すると、後から二体、これまた鋼鉄できた存在が現れた。一つはがっしりとしているが小柄で、木こりのような風貌だろうか。もう一つは片足飛びで、動きづらそうにふらふらしながら木こりの後をついて行く案山子だ。
「姐さん、油仕事の次は泥仕事ですかい? 本当に汚れ仕事がお好きですねぇ」
案山子が嫌味のようにそう言うと、女の子は機嫌悪そうに頬を膨らませた。
「私が悪いんじゃないのバームラック! ポンコツライオネルが悪いのよ!」
「だってリオネスが手を離さないから……」
「………………どちらもどちら、だ」
またしても言い合いになったそれを、木こりのそれが真っ二つにぶった切った。
「………………無事であることを、喜べ」
「ごめんなさい……」
「……ふん! ウィルコスのくせに偉そうに……」
女の子は悪態をつくが、木こりは特に気にした様子もない。無表情なまま、女の子の方には特に興味も向けず、木の幹に突っ込んだままの鋼鉄の獣を引っ張っている。

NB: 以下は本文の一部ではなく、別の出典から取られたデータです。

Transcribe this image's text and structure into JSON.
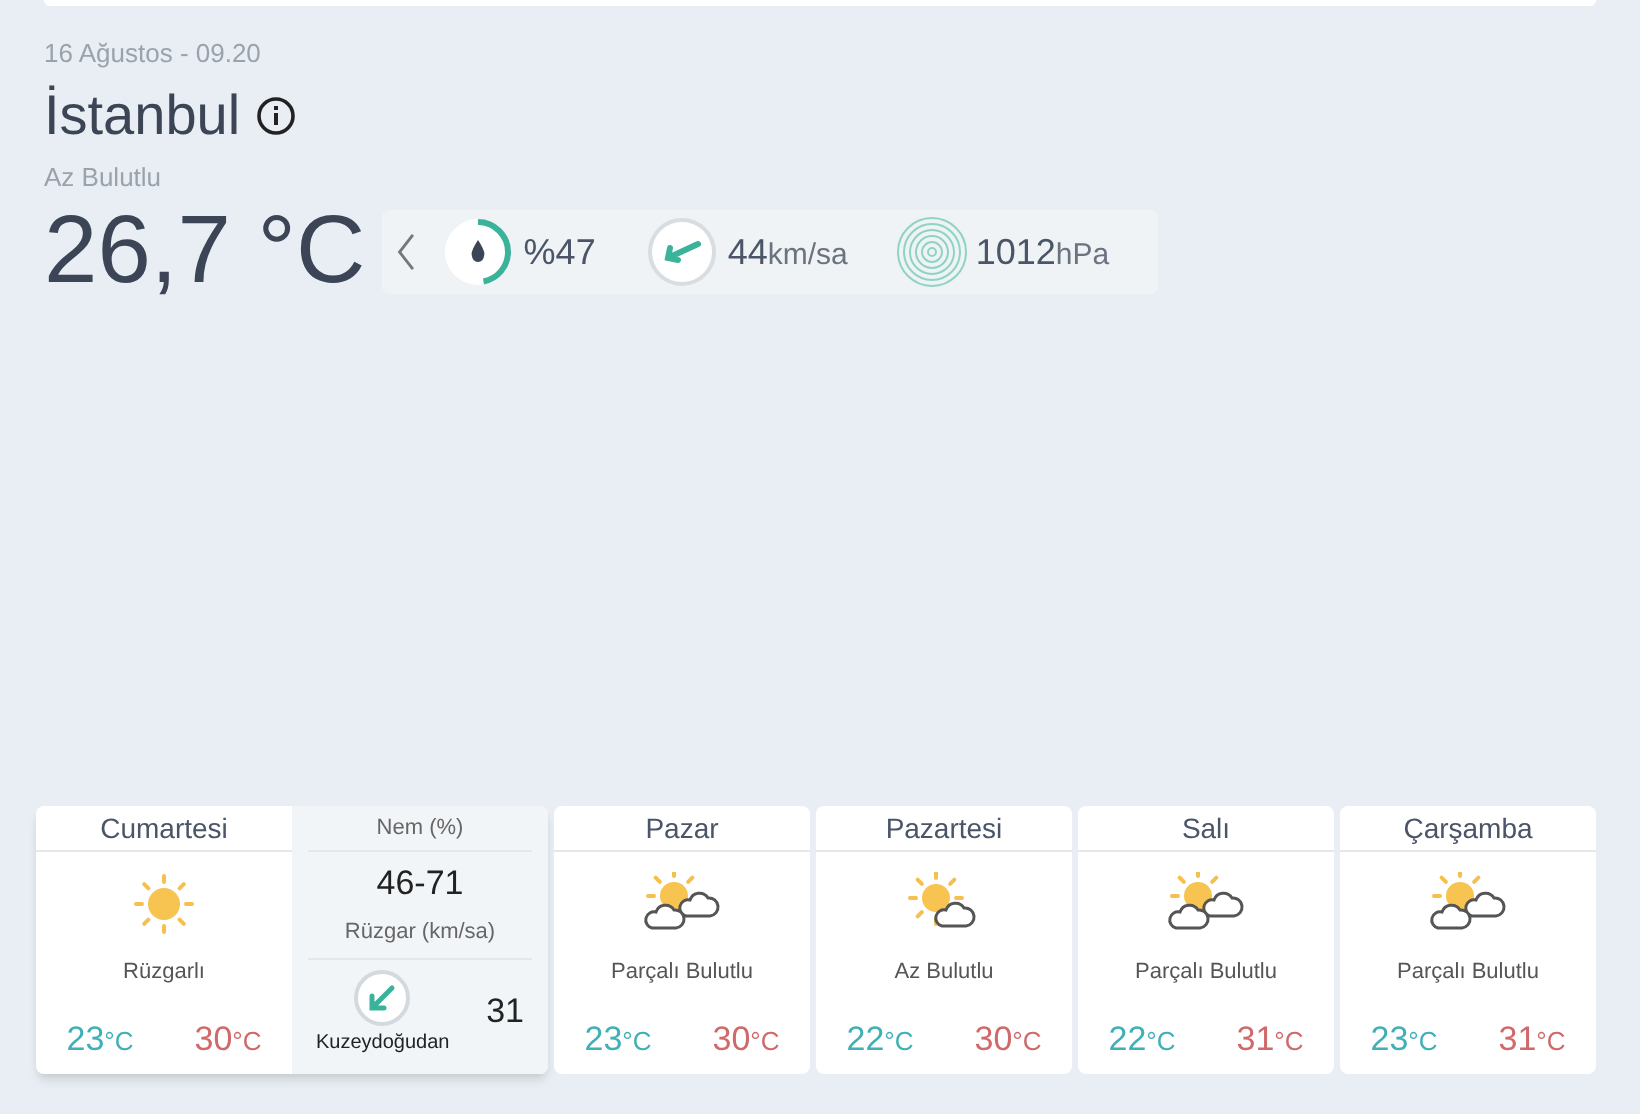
{
  "current": {
    "date": "16 Ağustos - 09.20",
    "city": "İstanbul",
    "condition": "Az Bulutlu",
    "temperature": "26,7 °C",
    "metrics": [
      {
        "kind": "humidity",
        "value": "%47"
      },
      {
        "kind": "wind",
        "value": "44",
        "unit": "km/sa"
      },
      {
        "kind": "pressure",
        "value": "1012",
        "unit": "hPa"
      }
    ]
  },
  "forecast": [
    {
      "day": "Cumartesi",
      "kind": "sunny",
      "condition": "Rüzgarlı",
      "low": {
        "value": "23",
        "unit": "°C"
      },
      "high": {
        "value": "30",
        "unit": "°C"
      },
      "selected": true,
      "details": {
        "humidity_label": "Nem (%)",
        "humidity": "46-71",
        "wind_label": "Rüzgar (km/sa)",
        "wind_direction": "Kuzeydoğudan",
        "wind_speed": "31"
      }
    },
    {
      "day": "Pazar",
      "kind": "partly_cloudy",
      "condition": "Parçalı Bulutlu",
      "low": {
        "value": "23",
        "unit": "°C"
      },
      "high": {
        "value": "30",
        "unit": "°C"
      },
      "selected": false
    },
    {
      "day": "Pazartesi",
      "kind": "mostly_sunny",
      "condition": "Az Bulutlu",
      "low": {
        "value": "22",
        "unit": "°C"
      },
      "high": {
        "value": "30",
        "unit": "°C"
      },
      "selected": false
    },
    {
      "day": "Salı",
      "kind": "partly_cloudy",
      "condition": "Parçalı Bulutlu",
      "low": {
        "value": "22",
        "unit": "°C"
      },
      "high": {
        "value": "31",
        "unit": "°C"
      },
      "selected": false
    },
    {
      "day": "Çarşamba",
      "kind": "partly_cloudy",
      "condition": "Parçalı Bulutlu",
      "low": {
        "value": "23",
        "unit": "°C"
      },
      "high": {
        "value": "31",
        "unit": "°C"
      },
      "selected": false
    }
  ]
}
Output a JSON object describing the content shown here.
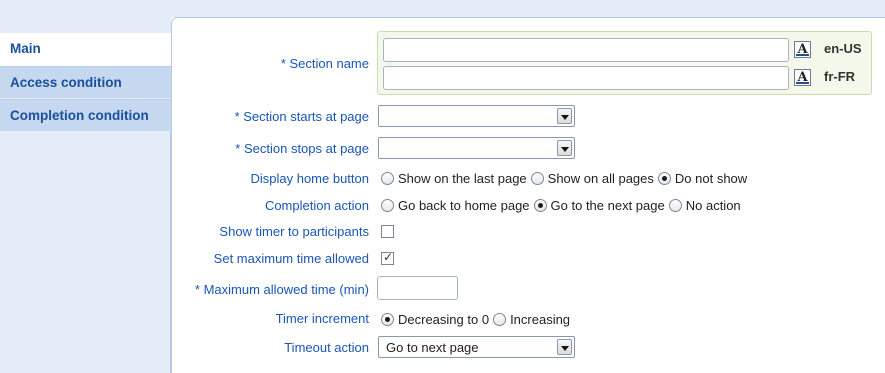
{
  "sidebar": {
    "tabs": [
      {
        "label": "Main",
        "active": true
      },
      {
        "label": "Access condition",
        "active": false
      },
      {
        "label": "Completion condition",
        "active": false
      }
    ]
  },
  "form": {
    "section_name": {
      "label": "* Section name",
      "languages": [
        {
          "code": "en-US",
          "value": "",
          "icon": "A"
        },
        {
          "code": "fr-FR",
          "value": "",
          "icon": "A"
        }
      ]
    },
    "starts_at": {
      "label": "* Section starts at page",
      "value": ""
    },
    "stops_at": {
      "label": "* Section stops at page",
      "value": ""
    },
    "display_home": {
      "label": "Display home button",
      "options": [
        "Show on the last page",
        "Show on all pages",
        "Do not show"
      ],
      "selected": "Do not show"
    },
    "completion_action": {
      "label": "Completion action",
      "options": [
        "Go back to home page",
        "Go to the next page",
        "No action"
      ],
      "selected": "Go to the next page"
    },
    "show_timer": {
      "label": "Show timer to participants",
      "checked": false
    },
    "set_max_time": {
      "label": "Set maximum time allowed",
      "checked": true
    },
    "max_time": {
      "label": "* Maximum allowed time (min)",
      "value": ""
    },
    "timer_increment": {
      "label": "Timer increment",
      "options": [
        "Decreasing to 0",
        "Increasing"
      ],
      "selected": "Decreasing to 0"
    },
    "timeout_action": {
      "label": "Timeout action",
      "value": "Go to next page"
    }
  }
}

一見すれば不思議な一行、だが侍には引っかかる何かがあった。
それを確かめるため、彼は一向に近づき、土に尻をつけたままの少女に手を差し伸べた。
少女は、それをきょとんとして見上げていた。
「……シンゼンだ。話を聞きたい」
シンゼンがそう言うと、少しの間の後に、少女はにんまりと悪い笑顔をしてみせた。